= Laurence Eliot Power =

Royal Navy Admiral (1864–1927)

Admiral Sir Laurence Eliot Power, KCB, CVO (7 May 1864 – 20 January 1927) was a Royal Navy officer who played an important role in shipbuilding during the First World War.

== Biography ==
Born in Bramley, Surrey, Power was the son of the Rev. Henry Bolton Power and the grandson of Major-General Sir Manley Power. He entered HMS Britannia in July 1877, ranked seventh out of forty-six successful candidates. He was rated midshipman in 1879, sub-lieutenant in 1883, lieutenant in 1887, commander in 1899, and captain in 1905. A navigation specialist, Power served as navigator in a number of ships from 1885 to 1903, when he received his first independent command. He was awarded the Shadwell Testimonial in 1890 for the best plan of an anchorage by a junior officer.

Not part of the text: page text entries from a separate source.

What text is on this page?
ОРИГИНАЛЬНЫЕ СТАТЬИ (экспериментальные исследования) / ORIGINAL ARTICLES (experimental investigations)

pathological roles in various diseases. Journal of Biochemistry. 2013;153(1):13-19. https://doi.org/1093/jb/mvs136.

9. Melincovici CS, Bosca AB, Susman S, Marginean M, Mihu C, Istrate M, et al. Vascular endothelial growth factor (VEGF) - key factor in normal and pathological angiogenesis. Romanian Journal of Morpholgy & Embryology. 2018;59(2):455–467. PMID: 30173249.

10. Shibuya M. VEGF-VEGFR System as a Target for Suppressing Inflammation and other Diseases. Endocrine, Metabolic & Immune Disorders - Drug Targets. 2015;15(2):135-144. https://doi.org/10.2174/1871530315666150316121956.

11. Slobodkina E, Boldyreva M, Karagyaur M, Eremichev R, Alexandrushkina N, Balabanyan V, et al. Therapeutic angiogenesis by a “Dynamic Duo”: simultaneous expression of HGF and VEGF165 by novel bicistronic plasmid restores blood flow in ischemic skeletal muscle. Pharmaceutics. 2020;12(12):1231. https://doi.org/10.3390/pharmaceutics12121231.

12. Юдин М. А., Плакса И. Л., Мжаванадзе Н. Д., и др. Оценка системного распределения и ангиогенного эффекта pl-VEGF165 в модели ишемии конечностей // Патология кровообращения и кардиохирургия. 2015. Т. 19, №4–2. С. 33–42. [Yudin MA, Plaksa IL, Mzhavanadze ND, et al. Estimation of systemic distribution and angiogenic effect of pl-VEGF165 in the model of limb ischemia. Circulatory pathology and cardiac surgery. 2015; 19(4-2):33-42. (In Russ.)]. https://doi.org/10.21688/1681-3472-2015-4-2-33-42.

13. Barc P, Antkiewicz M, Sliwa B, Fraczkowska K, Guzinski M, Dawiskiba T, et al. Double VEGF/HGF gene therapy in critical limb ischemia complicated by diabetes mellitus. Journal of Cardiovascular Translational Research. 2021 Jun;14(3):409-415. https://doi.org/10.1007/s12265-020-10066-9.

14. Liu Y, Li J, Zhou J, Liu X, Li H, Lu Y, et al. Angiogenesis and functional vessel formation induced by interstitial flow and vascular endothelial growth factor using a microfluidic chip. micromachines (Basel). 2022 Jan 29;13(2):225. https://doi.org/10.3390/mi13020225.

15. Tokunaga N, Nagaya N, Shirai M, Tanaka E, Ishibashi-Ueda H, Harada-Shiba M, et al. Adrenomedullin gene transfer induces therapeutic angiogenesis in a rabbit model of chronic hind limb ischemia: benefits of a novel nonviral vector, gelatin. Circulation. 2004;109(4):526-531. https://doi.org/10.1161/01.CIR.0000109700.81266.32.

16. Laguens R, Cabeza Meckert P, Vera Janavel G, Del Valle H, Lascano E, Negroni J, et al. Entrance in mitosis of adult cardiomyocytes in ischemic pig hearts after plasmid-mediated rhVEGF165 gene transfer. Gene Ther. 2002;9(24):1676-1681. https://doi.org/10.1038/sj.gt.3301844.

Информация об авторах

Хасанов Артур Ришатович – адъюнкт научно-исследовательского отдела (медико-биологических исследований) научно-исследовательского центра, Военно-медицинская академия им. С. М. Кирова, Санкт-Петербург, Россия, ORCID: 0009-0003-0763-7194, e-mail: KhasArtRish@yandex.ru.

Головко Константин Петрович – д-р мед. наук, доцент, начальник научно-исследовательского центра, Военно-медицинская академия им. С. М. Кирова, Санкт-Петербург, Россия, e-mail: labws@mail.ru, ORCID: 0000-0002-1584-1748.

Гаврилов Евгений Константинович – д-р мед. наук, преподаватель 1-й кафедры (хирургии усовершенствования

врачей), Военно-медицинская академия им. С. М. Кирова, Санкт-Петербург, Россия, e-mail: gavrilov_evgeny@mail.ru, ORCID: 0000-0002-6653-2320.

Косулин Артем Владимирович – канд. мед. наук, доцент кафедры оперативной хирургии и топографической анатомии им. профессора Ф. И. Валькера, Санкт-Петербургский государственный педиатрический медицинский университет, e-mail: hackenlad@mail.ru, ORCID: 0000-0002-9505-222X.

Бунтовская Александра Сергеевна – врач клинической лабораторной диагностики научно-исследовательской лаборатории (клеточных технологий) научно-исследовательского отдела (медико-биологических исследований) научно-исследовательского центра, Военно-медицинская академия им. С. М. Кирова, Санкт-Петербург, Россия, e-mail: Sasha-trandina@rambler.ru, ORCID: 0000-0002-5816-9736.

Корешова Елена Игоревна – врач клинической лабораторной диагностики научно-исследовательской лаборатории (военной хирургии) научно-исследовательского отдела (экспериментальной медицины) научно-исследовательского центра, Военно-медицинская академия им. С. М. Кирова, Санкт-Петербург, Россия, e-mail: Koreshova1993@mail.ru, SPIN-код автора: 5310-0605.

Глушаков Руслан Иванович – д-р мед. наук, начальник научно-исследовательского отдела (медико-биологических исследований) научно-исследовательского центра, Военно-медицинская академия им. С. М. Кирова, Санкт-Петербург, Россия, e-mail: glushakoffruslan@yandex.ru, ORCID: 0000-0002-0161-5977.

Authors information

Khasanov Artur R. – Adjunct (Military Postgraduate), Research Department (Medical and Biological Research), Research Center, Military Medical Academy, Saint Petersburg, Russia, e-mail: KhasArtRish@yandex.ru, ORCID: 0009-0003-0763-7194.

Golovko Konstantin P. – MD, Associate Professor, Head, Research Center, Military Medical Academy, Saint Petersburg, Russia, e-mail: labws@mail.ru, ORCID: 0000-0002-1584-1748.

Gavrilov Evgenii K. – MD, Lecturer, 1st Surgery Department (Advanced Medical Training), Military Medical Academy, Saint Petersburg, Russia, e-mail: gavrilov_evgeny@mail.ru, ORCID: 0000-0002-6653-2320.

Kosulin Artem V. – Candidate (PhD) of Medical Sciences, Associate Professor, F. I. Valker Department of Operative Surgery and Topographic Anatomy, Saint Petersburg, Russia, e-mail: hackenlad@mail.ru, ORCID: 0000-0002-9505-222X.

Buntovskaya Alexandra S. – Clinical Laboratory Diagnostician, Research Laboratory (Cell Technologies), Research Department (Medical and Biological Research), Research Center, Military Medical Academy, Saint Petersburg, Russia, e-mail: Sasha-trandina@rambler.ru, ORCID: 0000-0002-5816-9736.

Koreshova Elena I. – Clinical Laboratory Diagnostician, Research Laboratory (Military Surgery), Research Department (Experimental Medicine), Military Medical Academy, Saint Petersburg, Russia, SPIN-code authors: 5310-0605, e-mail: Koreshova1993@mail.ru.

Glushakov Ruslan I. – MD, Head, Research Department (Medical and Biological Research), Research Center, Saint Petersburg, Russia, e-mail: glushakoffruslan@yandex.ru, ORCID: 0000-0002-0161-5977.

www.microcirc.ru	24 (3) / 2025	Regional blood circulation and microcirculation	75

In 1903, he was given command the sloop HMS Alert. In 1905, he was promoted to captain and attended the Royal Naval War College. In 1906, he was given command of the protected cruiser HMS Elgar, before being appointed Captain of the HM Navigation School (HMS Dryad) in 1907. He was master of the fleet at the review of the Home Fleet by Edward VII in August 1907. In 1910, he was given command of the cruiser HMS Monmouth.

In 1912, Power was appointed Captain Superintendent of Contract-built Ships, with responsibility for contract work (excluding destroyers) on the Tyne, Thames, Mersey, at Barrow-in-Furness, and at Sunderland, with headquarters at Newcastle-on-Tyne. In that role, Power played an important role in shipbuilding and ship repair efforts during the First World War. He was appointed Naval Aide-de-Camp to the King in 1915. In December 1916 he was promoted to rear-admiral. In 1917, he was appointed Director of Dockyards and Repairs (restyled Director of Dockyards after the war). In 1920, he was promoted to vice-admiral and retired, but remained Director of Dockyards until 1923. He was promoted to admiral in 1925 on the Retired List.

Power was appointed MVO in 1907, CB in 1916, promoted to CVO in 1917, and KCB in 1921.

In 1900, Power married Muriel Want, daughter of Sydney A. Want, Sydney, New South Wales; they had two daughters and a son, Admiral Sir Manley Laurence Power.